Applications that use the ramp driver can increase performance when using z-buffering and texturing by ensuring that scenes are rendered from front to back. Textured z-buffered primitives are pretested against the z-buffer on a scanline basis. If a scanline is hidden by a previously rendered polygon, the system rejects it quickly and efficiently. Z-buffering can improve performance, but the technique is most useful when a scene includes a great deal of overdraw. Overdraw is the average number of times a screen pixel is written to. Overdraw is difficult to calculate exactly, but you can often make a close approximation. If the overdraw averages less than 2, you can achieve the best performance by turning z-buffering off.
You can also improve the performance of your application by z-testing primitives; that is, by testing a given list of primitives against the z-buffer. This allows for fast bounding-box rejection of occluded geometry.
The Retained-Mode API can automatically order its scenes from front to back to facilitate z-buffer optimization. Retained Mode also z-tests primitives for all meshes that contain more than a few hundred triangles.
You can use the fill-rate test in the D3dtest.exe application that is provided with this SDK to demonstrate overdraw performance for a given driver. (The fill-rate test draws four tunnels from front to back or back to front, depending on the setting you choose.)

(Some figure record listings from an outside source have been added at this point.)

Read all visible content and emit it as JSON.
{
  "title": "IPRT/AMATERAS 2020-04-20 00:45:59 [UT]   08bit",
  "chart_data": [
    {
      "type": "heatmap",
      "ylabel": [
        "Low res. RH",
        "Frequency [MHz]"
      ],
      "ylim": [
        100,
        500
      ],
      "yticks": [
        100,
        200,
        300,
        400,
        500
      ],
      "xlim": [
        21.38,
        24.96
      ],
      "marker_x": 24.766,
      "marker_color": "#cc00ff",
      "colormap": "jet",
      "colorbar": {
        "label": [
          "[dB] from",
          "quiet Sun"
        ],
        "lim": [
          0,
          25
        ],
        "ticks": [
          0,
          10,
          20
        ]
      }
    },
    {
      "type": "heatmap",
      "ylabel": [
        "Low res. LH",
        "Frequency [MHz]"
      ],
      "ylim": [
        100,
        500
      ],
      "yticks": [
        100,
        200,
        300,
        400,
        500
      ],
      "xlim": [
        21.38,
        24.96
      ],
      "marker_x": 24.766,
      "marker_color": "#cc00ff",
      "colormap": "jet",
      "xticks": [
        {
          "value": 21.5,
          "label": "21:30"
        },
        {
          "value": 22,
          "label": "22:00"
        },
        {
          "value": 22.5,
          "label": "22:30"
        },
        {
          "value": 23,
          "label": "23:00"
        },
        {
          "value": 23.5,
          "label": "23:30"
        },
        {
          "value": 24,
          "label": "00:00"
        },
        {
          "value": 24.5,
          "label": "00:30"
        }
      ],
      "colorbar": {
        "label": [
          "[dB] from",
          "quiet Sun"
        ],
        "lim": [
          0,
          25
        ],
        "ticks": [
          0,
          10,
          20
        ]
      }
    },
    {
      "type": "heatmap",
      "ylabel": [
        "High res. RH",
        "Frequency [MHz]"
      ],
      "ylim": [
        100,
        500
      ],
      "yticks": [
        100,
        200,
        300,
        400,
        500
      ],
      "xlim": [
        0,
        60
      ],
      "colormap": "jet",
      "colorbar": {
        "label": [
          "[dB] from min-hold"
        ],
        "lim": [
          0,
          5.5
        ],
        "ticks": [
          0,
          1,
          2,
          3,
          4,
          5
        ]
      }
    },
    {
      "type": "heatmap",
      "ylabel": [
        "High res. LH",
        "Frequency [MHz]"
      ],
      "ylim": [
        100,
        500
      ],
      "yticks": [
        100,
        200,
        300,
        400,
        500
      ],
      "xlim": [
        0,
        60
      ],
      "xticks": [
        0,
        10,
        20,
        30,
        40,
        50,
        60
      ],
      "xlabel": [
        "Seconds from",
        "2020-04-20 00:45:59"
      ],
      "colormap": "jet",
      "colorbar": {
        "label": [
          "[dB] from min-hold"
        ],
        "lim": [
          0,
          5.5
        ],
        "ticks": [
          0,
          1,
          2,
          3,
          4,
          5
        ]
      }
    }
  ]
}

On faster personal computers, software rendering to system memory is often faster than rendering to video memory, although it has the disadvantage of not being able to use double buffering or hardware-accelerated clear operations. If your application can render to either system or video memory, and if you include a routine that tests which is faster, you can take advantage of the best approach on the current system. The Direct3D sample code in this SDK demonstrates this strategy. It is necessary to implement both methods because there is no other way to test the speed. Speeds can vary enormously from computer to computer, depending on the main-memory architecture and the type of graphics adapter being used. Although you can use D3dtest.exe to test the speed of system memory against video memory, it cannot predict the performance of your user's personal computer.
You can run all of the Direct3D samples in system memory by using the "-systemmemory" command-line option. This is also useful when developing code because it allows your application to fail in a way that stops the renderer without stopping your system—DirectDraw does not take the WIN16 lock for system-memory surfaces. (The WIN16 lock serializes access to GDI and USER, shutting down Windows for the interval between calls to the IDirectDrawSurface::Lock and IDirectDrawSurface::Unlock methods, as well as between calls to the IDirectDrawSurface::GetDC and IDirectDrawSurface::ReleaseDC methods.)